In this way I feel it is SO important to have a great support network. I feel like most humans lack the proper support network though. I’m grateful to have some great friends, and it’s much easier to come out of downward spirals… IF I actually reach out to the support network (and that’s a whole story in and of itself, the most famous/popular people can still isolate themselves from their pain).
With a great support network you can release your emotions and be reminded that joyous times have existed and will continue to exist in the future. Human touch & good energy is probably the best healing remedy.
Other than that, I’m not quite sure what exactly can be done to remedy the situation yet. I have observed in my life periods of “upward spirals” but also periods of “downward spirals.”
My guess is the thing with life is you have to learn how to manage the down moments so that they don’t become downward spirals. When you lose someone to death, experience a difficult break up, or any type of trauma, you must somehow heal from it but also during the healing process not let your life fall apart in other ways.
Again that’s much easier said than done. You will likely not even feel like true pleasure can exist, and you lose the ability to feel the same degree of motivation.
I’ve had several moments of inspiration & joy, but occasionally the pain of my ex starts to suck me back down, and in those moments I often forget just how amazing this world is, and just how much opportunity there is.
There is a whole world to see, money to be made, relationships to be had, and experiences to experience- but it’s hard to see that or feel that when pain is blinding you.
No matter what pain you’re going through, you just have to remind yourself that there is joy and while you should definitely tend to your emotions and release, you should also keep putting one foot in front of the other and have faith that better times are coming.
Pain blinds us. Sometimes you can’t even feel pleasure while in pain, or you have no desire for it. The brain is also much like a bone. If you break a bone you can’t walk on it until it’s at a certain point of healing, and the same is true for break ups- you can’t get back in contact until you’re sufficiently healed. I am not at that level and a quick moment of contact again really hurt and set me back a bit (however it was also good in a way now because things were made amicable).
When you’re in pain and forget that joy exists, just keep moving forward. Have faith. Look forward to all the joy which is coming because it will with time. It won’t always feel good, but I believe if you keep focusing towards it that it will come.

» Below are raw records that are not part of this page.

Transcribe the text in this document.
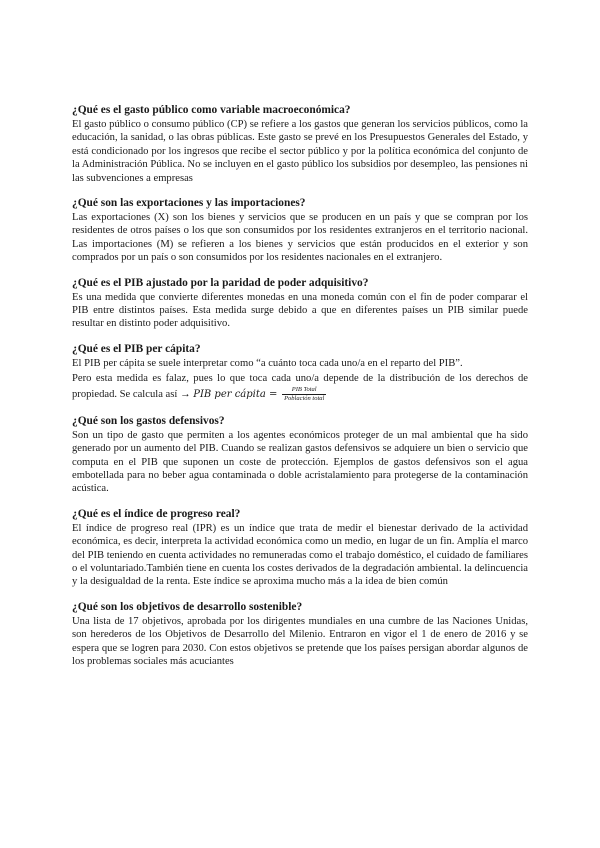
¿Qué es el gasto público como variable macroeconómica?

El gasto público o consumo público (CP) se refiere a los gastos que generan los servicios públicos, como la educación, la sanidad, o las obras públicas. Este gasto se prevé en los Presupuestos Generales del Estado, y está condicionado por los ingresos que recibe el sector público y por la política económica del conjunto de la Administración Pública. No se incluyen en el gasto público los subsidios por desempleo, las pensiones ni las subvenciones a empresas

¿Qué son las exportaciones y las importaciones?

Las exportaciones (X) son los bienes y servicios que se producen en un país y que se compran por los residentes de otros países o los que son consumidos por los residentes extranjeros en el territorio nacional. Las importaciones (M) se refieren a los bienes y servicios que están producidos en el exterior y son comprados por un país o son consumidos por los residentes nacionales en el extranjero.

¿Qué es el PIB ajustado por la paridad de poder adquisitivo?

Es una medida que convierte diferentes monedas en una moneda común con el fin de poder comparar el PIB entre distintos países. Esta medida surge debido a que en diferentes países un PIB similar puede resultar en distinto poder adquisitivo.

¿Qué es el PIB per cápita?

El PIB per cápita se suele interpretar como “a cuánto toca cada uno/a en el reparto del PIB”.

Pero esta medida es falaz, pues lo que toca cada uno/a depende de la distribución de los derechos de propiedad. Se calcula así → PIB per cápita = $\frac{\text{PIB Total}}{\text{Población total}}$

¿Qué son los gastos defensivos?

Son un tipo de gasto que permiten a los agentes económicos proteger de un mal ambiental que ha sido generado por un aumento del PIB. Cuando se realizan gastos defensivos se adquiere un bien o servicio que computa en el PIB que suponen un coste de protección. Ejemplos de gastos defensivos son el agua embotellada para no beber agua contaminada o doble acristalamiento para protegerse de la contaminación acústica.

¿Qué es el índice de progreso real?

El índice de progreso real (IPR) es un índice que trata de medir el bienestar derivado de la actividad económica, es decir, interpreta la actividad económica como un medio, en lugar de un fin. Amplía el marco del PIB teniendo en cuenta actividades no remuneradas como el trabajo doméstico, el cuidado de familiares o el voluntariado.También tiene en cuenta los costes derivados de la degradación ambiental. la delincuencia y la desigualdad de la renta. Este índice se aproxima mucho más a la idea de bien común

¿Qué son los objetivos de desarrollo sostenible?

Una lista de 17 objetivos, aprobada por los dirigentes mundiales en una cumbre de las Naciones Unidas, son herederos de los Objetivos de Desarrollo del Milenio. Entraron en vigor el 1 de enero de 2016 y se espera que se logren para 2030. Con estos objetivos se pretende que los países persigan abordar algunos de los problemas sociales más acuciantes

There’s just a bit of a lag between moving into the joy and actually feeling it. For the moment pain is blinding, pleasure is forgotten, but with persistence it will return.
Most importantly do not enter a downward spiral. Self-care should be the #1 thing taught in school probably, but of course no school (or any system as far as I know) teaches how to take care of yourself when shit this the fan.
Have you experienced blinding pain & forgotten pleasure? Let me know. If you have any thoughts on this, I’d love to hear.
I’m writing this fairly tired on a long flight from L.A. to Hong Kong, so it may not be as concise as I wished but the point is just that in pain we become blinded to pleasure, which can often lead to downward spirals. I’m still learning how to prevent that as it’s happened to me, and slowly I’m getting better with the practice of moving up despite downward pull.